Freedom from Consequences of Speech

It often said that "free speech does not mean freedom from consequences of speech". The idea is that only a government restriction on your ability to speak counts as a violation of free speech. I want to challenge this piece of conventional wisdom, which I have in fact deployed in my own writing in the past. Here's how I put it when discussing some aftershocks of the Cartoon Crisis in Denmark:

freedom of speech is threatened when the state prevents people from speaking freely. When your neighbour punches you in the mouth for saying something he finds offensive your freedom of speech has not been threatened.

I still stand by that. But there's a corollary that I think we too often forget. If my neighbor punches me in the mouth because I offend him, he is still guilty of assault. If the state considers my "offensive" remark to be a mitigating circumstance and therefore does not prosecute the assault charge as it would otherwise do, then my free speech rights have in fact been violated by the state, since it is essentially declaring me fair game for violent reprisals. Similarly, I would argue, if the state does not help me secure the site of a peaceful assembly, minimally by threatening to enforce trespassing laws against disruptive protesters, then my right to free speech has been violated.

Alice MacLachlan says she teaches John Stuart Mill's conception of free speech. As I pointed out in another context, Mill made the important point that free speech isn't just the right of a person to speak; it's also the right of an audience to hear. Accordingly, if a state, or a university, values free speech, it must enforce rules of decorum. It must protect what Mill called, not just "free speech", but "the liberty of thought and discussion".

That is, the state must not take a characterization of a speaker's ideas (whether as "false" or as "drivel" or as "hurtful") as a good reason to prevent that speaker from speaking. It is especially the right to express false notions that Mill would have wanted us to protect. How else could they be corrected?
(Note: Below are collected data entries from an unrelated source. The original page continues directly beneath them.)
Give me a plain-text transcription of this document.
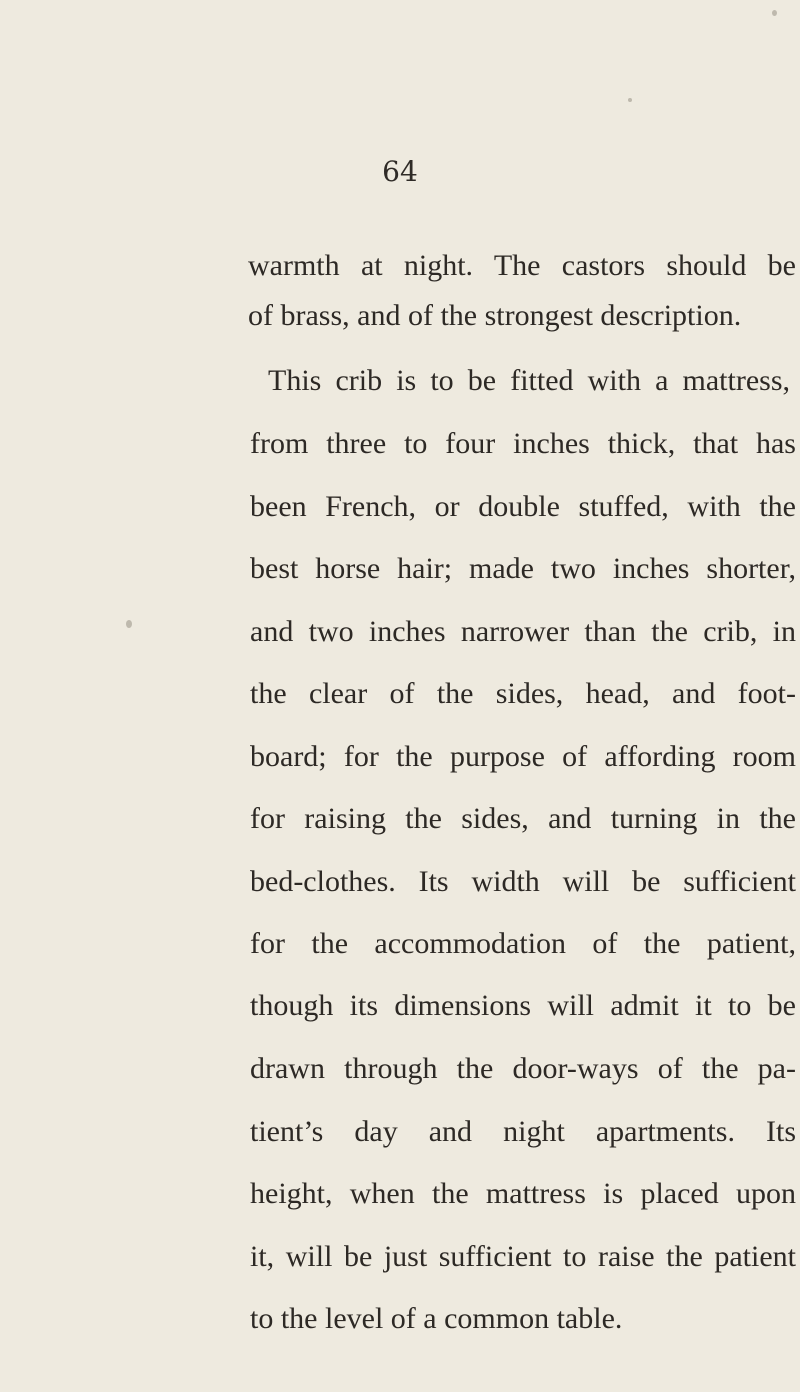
64
warmth at night. The castors should be
of brass, and of the strongest description.
This crib is to be fitted with a mattress,
from three to four inches thick, that has
been French, or double stuffed, with the
best horse hair; made two inches shorter,
and two inches narrower than the crib, in
the clear of the sides, head, and foot-
board; for the purpose of affording room
for raising the sides, and turning in the
bed-clothes. Its width will be sufficient
for the accommodation of the patient,
though its dimensions will admit it to be
drawn through the door-ways of the pa-
tient’s day and night apartments. Its
height, when the mattress is placed upon
it, will be just sufficient to raise the patient
to the level of a common table.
One last point. While it is true that constitutionally protected speech is only respected or violated by the state, there's nothing to prevent a university from declaring itself a "free speech zone", meaning that it refrains from punishing its students and faculty for speaking their minds and enforces the rules of decorum that make rational debate possible. Even a bold corporation could guarantee its employees free speech rights, meaning simply that it would levy no consequences against people merely on the basis of what they say in public, even about the company. In that sense, "free speech" is actually freedom from (and protection against) at least some of the consequences of speaking. It is also, implicitly, a promise of the maintenance of order.

__________
Update: one could probably always footnote a post on this issue with a post by Ken White at Popehat.